Что касается до суеверия, о котором я заикнулся, то, господа, воля ваша, а я того мнения, что большая часть истых, не кабинетных охотников, особенно тех, которые вертелись немало в народе и видели жизнь не из мудреных книжек, а в натуре, что они, если не суеверны, то непременно с причудью, которая явилась не вследствие заурядных, наследственных традиций — нет, ничуть! — а явилась она в силу долгого опыта жизни, собственных наблюдений, замечаний и прочего — и потому эта причудь так разнообразна. Истых скептиков-охотников я почти не знаю, а если они и стараются казаться ими, то я, простите бога ради, не совсем доверяю этому скептицизму. Не доверяю потому, что видел в натуре и страшных скептиков и отъявленных нигилистов. Особенно хороши были последние — в миру, так сказать, когда они несли такую чепуху атеизма, нигилизма и всякого другого пресловутого изма, что волоса подымались как у слушателей, так и у них самих. Но одного из них мне случилось видеть в те минуты, когда приходилось делать расчет с жизнью и отправляться к праотцам, и этот ярый пустоист тихонько отвертывался к стене, шептал молитвы и крестился под одеялом, желая быть незамеченным, но умер без покаяния потому только, что, по его мимике, не успели пригласить священника. Что касается до стоиков, умирающих публично, то это еще не доказательство и ничто более, как особого рода бравурство, — право, так. Другого пустоиста мне довелось видеть в бане, и оказалось, что у этого атеиста висел на груди целый иконостас, тут были и образчики, и узелочки, и ладанки, и даже зеленый огарочек с святой Афонской горы…
Кто не видал игроков-скептиков, которые, или забываясь, или не обращая внимания на других, то и дело меняли колоды карт, когда им не везло? Бывало спросишь: «Для чего переменили карты?» — «А эти лучше тасуются», — отвечали они. А когда выждешь и спросишь о том же, когда они опять меняли на старую колоду, то уж не знаю, право, что эти люди и отвечали на этот раз. И это скептики, не суеверы!

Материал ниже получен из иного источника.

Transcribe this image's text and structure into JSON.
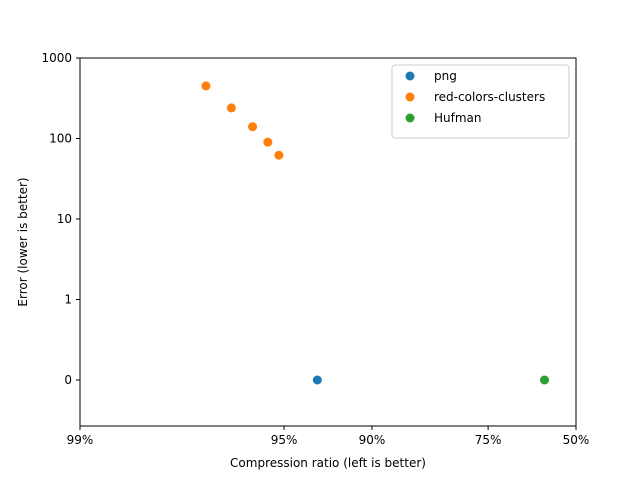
{
  "chart_data": {
    "type": "scatter",
    "title": "",
    "xlabel": "Compression ratio (left is better)",
    "ylabel": "Error (lower is better)",
    "x_scale": "log of (1 - compression ratio)",
    "y_scale": "symlog",
    "xlim": [
      "99%",
      "50%"
    ],
    "ylim": [
      0,
      1000
    ],
    "x_ticks": [
      "99%",
      "95%",
      "90%",
      "75%",
      "50%"
    ],
    "y_ticks": [
      "0",
      "1",
      "10",
      "100",
      "1000"
    ],
    "grid": false,
    "legend_position": "upper right",
    "series": [
      {
        "name": "png",
        "color": "#1f77b4",
        "points": [
          {
            "x": "93.5%",
            "y": 0
          }
        ]
      },
      {
        "name": "red-colors-clusters",
        "color": "#ff7f0e",
        "points": [
          {
            "x": "97.3%",
            "y": 450
          },
          {
            "x": "96.7%",
            "y": 240
          },
          {
            "x": "96.1%",
            "y": 140
          },
          {
            "x": "95.6%",
            "y": 90
          },
          {
            "x": "95.2%",
            "y": 62
          }
        ]
      },
      {
        "name": "Hufman",
        "color": "#2ca02c",
        "points": [
          {
            "x": "61%",
            "y": 0
          }
        ]
      }
    ]
  }
}
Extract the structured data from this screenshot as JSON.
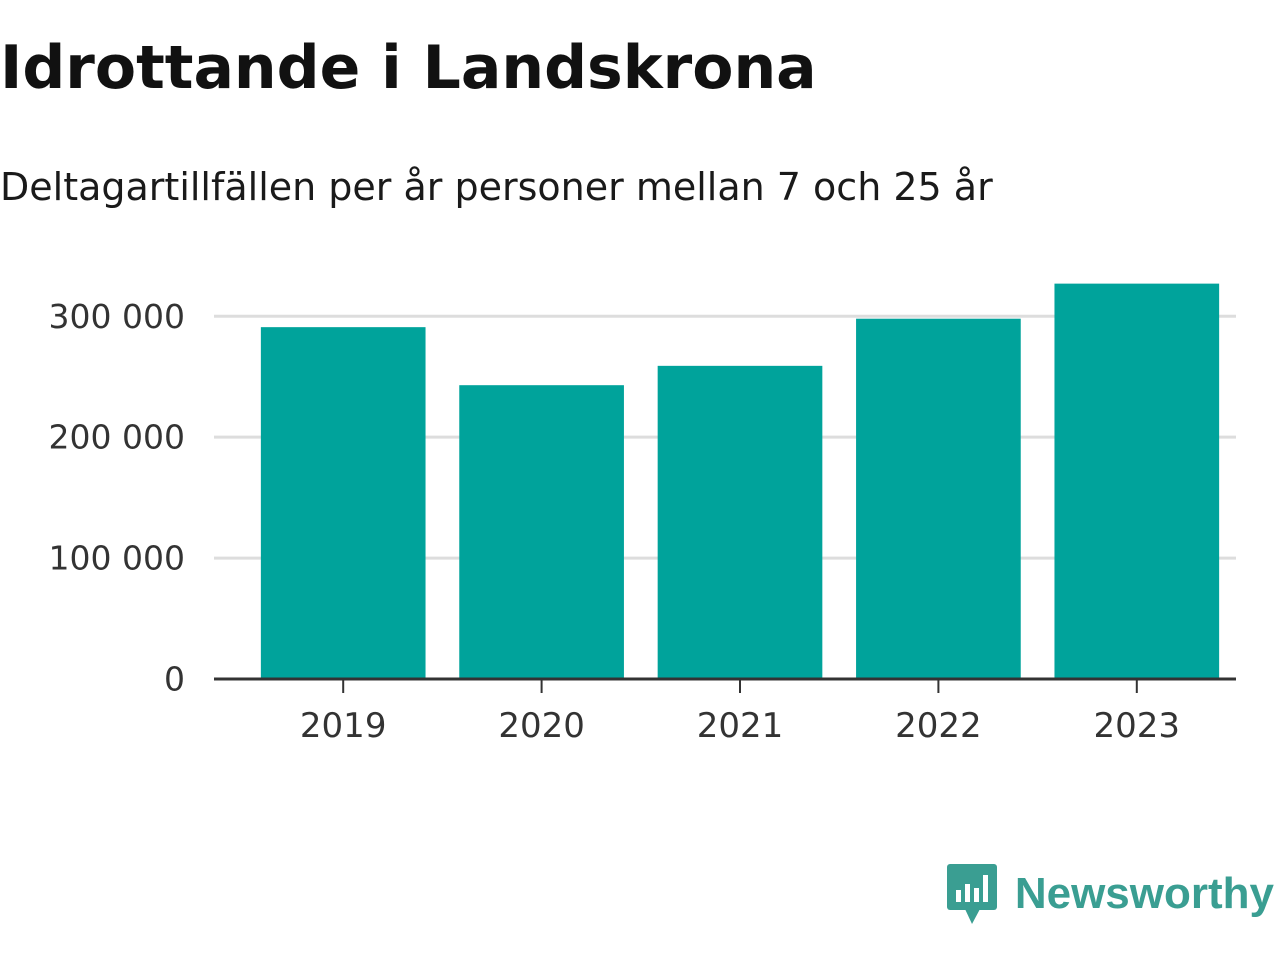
{
  "chart_data": {
    "type": "bar",
    "title": "Idrottande i Landskrona",
    "subtitle": "Deltagartillfällen per år personer mellan 7 och 25 år",
    "categories": [
      "2019",
      "2020",
      "2021",
      "2022",
      "2023"
    ],
    "values": [
      291000,
      243000,
      259000,
      298000,
      327000
    ],
    "xlabel": "",
    "ylabel": "",
    "ylim": [
      0,
      330000
    ],
    "yticks": [
      0,
      100000,
      200000,
      300000
    ],
    "ytick_labels": [
      "0",
      "100 000",
      "200 000",
      "300 000"
    ],
    "grid": true,
    "legend": "none",
    "colors": {
      "bar": "#00a39b",
      "grid": "#dddddd",
      "axis": "#333333"
    }
  },
  "branding": {
    "name": "Newsworthy",
    "logo_icon": "newsworthy-logo-icon",
    "color": "#3a9e92"
  }
}
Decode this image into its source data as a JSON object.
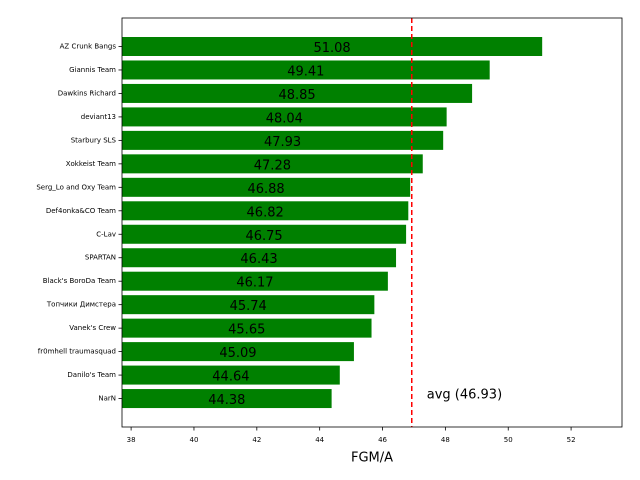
{
  "chart_data": {
    "type": "barh",
    "xlabel": "FGM/A",
    "categories": [
      "AZ Crunk Bangs",
      "Giannis Team",
      "Dawkins Richard",
      "deviant13",
      "Starbury SLS",
      "Xokkeist Team",
      "Serg_Lo and Oxy Team",
      "Def4onka&CO Team",
      "C-Lav",
      "SPARTAN",
      "Black's BoroDa Team",
      "Топчики Димстера",
      "Vanek's Crew",
      "fr0mhell traumasquad",
      "Danilo's Team",
      "NarN"
    ],
    "values": [
      51.08,
      49.41,
      48.85,
      48.04,
      47.93,
      47.28,
      46.88,
      46.82,
      46.75,
      46.43,
      46.17,
      45.74,
      45.65,
      45.09,
      44.64,
      44.38
    ],
    "color": "#008000",
    "xlim": [
      37.71,
      53.62
    ],
    "xticks": [
      38,
      40,
      42,
      44,
      46,
      48,
      50,
      52
    ],
    "avg_line": {
      "value": 46.93,
      "label": "avg (46.93)",
      "color": "#ff0000"
    }
  }
}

А их пропасть повсюду и в ученых кабинетах, и в богатых салонах…
А сколько великих мужей, людей гениальных, как гласят их биографии, были и причудливы, и мистики. Это, я думаю, знают и многие скептики…
Нет, господа, поживите в народе, да подольше поживите и присмотритесь, опытно, на деле присмотритесь, как, например, промышленники ловят больших и малых зверьков; как рыбаки добывают рыбку, которую многие кушают под причудливыми соусами да похваливают, осуждая глупых мужиков за суеверство и проч., — вот и увидите, что известные слова сказаны неспроста: «Нет, друг Гораций…»
Однако ж я начал эту статью «за здравие», а кончил «за упокой», да как бы и «гусей не раздразнить»: ну что делать, коли так пришлось, и потому чуть не забыл сказать, что Елизарыч добытые тогда панты (рога изюбрa) продал на товар китайцам и выручил за них более ста пятидесяти рублей.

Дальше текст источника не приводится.